LISBOA, PORTUGAL (FOLHAPRESS) – A vitória de Karol Nawrocki nas eleições presidenciais polonesas terá consequências na qualidade da democracia no país e em seu papel na geopolítica europeia. Esta é a avaliação do cientista político polonês Piotr Zagorski, pesquisador do Centro de Estudos Políticos e Constitucionais de Madri e especialista em direita radical europeia.
“O papel de Nawrocki será de obstrução de iniciativas para recuperar o Estado de Direito no país”, diz Zagorski. A Polônia vive uma situação política complexa. Entre 2015 e 2023 o país foi governado pelo partido de ultradireita Lei e Justiça (PiS), que investiu pesadamente contra o sistema jurídico e a liberdade de imprensa. “O co-fundador do Lei e Justiça, Jaroslaw Kaczinski, nunca escondeu que sua ideia era que Varsóvia se parecesse com a Budapeste de Viktor Orbán”, afirma Zagorski, referindo-se ao premiê que dilapidou a democracia húngara.
Em 2023 essa situação se alterou com a eleição de Donald Tusk, moderado e europeísta, ao cargo de premiê, apoiado por uma coligação de partidos liberais à direita e à esquerda. Tusk, no entanto, teve que conviver com o presidente Andrzej Duda, do Lei e Justiça, que usava seu poder de veto para manter as leis autoritárias do governo anterior. No semipresidencialismo polonês é o primeiro-ministro quem governa — mas o presidente, além do poder de veto, tem atribuições nas áreas militar e de política externa.
Tusk fez campanha para que um aliado, Rafal Trzaskowski, substituísse Duda na cadeira presidencial. Acabou derrotado por Nawrocki, um candidato independente apoiado pelo Lei e Justiça. “Nawrocki foi bastante eficiente em seduzir um eleitor ainda mais à direita do que os apoiadores do Lei e Justiça”, diz Zagorski.
Segundo o cientista político, 30% dos votos do novo presidente vieram dessa ultra-ultradireita. Durante a campanha, Nawrocki posicionou-se contra a entrada da Ucrânia na Organização do Tratado do Atlântico Norte (Otan), além de propor limites ao acolhimento de refugiados ucranianos. Zagorski considera que a atitude se deu por pragmatismo eleitoral e não um apoio à Rússia de Vladimir Putin, inimiga histórica da Polônia.
Às vésperas da eleição, Nawrocki recebeu dois endossos importantes. O premiê húngaro Viktor Orbán, maior aliado de Putin no leste europeu, apoiou sua candidatura.

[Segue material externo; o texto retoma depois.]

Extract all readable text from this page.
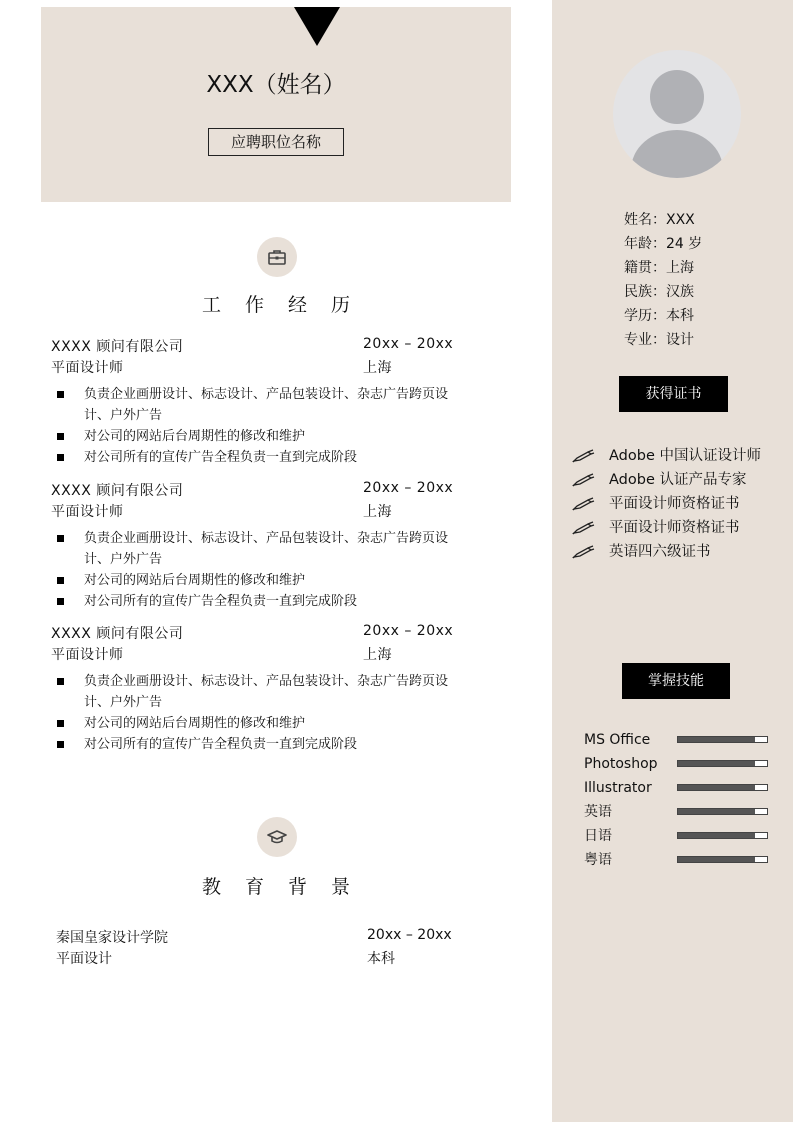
XXX（姓名）
应聘职位名称
工 作 经 历
XXXX 顾问有限公司	20xx – 20xx
平面设计师	上海
负责企业画册设计、标志设计、产品包装设计、杂志广告跨页设计、户外广告
对公司的网站后台周期性的修改和维护
对公司所有的宣传广告全程负责一直到完成阶段
XXXX 顾问有限公司	20xx – 20xx
平面设计师	上海
负责企业画册设计、标志设计、产品包装设计、杂志广告跨页设计、户外广告
对公司的网站后台周期性的修改和维护
对公司所有的宣传广告全程负责一直到完成阶段
XXXX 顾问有限公司	20xx – 20xx
平面设计师	上海
负责企业画册设计、标志设计、产品包装设计、杂志广告跨页设计、户外广告
对公司的网站后台周期性的修改和维护
对公司所有的宣传广告全程负责一直到完成阶段
教 育 背 景
秦国皇家设计学院	20xx – 20xx
平面设计	本科
姓名：XXX
年龄：24 岁
籍贯：上海
民族：汉族
学历：本科
专业：设计
获得证书
Adobe 中国认证设计师
Adobe 认证产品专家
平面设计师资格证书
平面设计师资格证书
英语四六级证书
掌握技能
MS Office
Photoshop
Illustrator
英语
日语
粤语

E Kristi Noem, secretária de Segurança Interna do governo Donald Trump, fez um discurso em seu favor durante uma reunião da Conferência de Ação Política Conservadora (CPAC) em Jasionka, na Polônia.
Para Zagorski, é possível que Nawronski, um crítico veemente da União Europeia, busque uma aproximação com Trump. “Pode tentar fazer um acordo econômico que certamente será bom para os Estados Unidos, mas não necessariamente para os poloneses”, diz o cientista político.
Nos últimos anos a Polônia tem tido um surto de crescimento econômico, em parte turbinado pelos esforços de Tusk para melhorar a segurança jurídica no país. Fundos europeus irrigam a área de infraestrutura, e várias multinacionais transferiram para a Polônia operações relacionadas com tecnologia digital, motivadas pela abundância de profissionais qualificados com salários competitivos. Enfraquecer os laços com a União Europeia pode quebrar esse círculo virtuoso.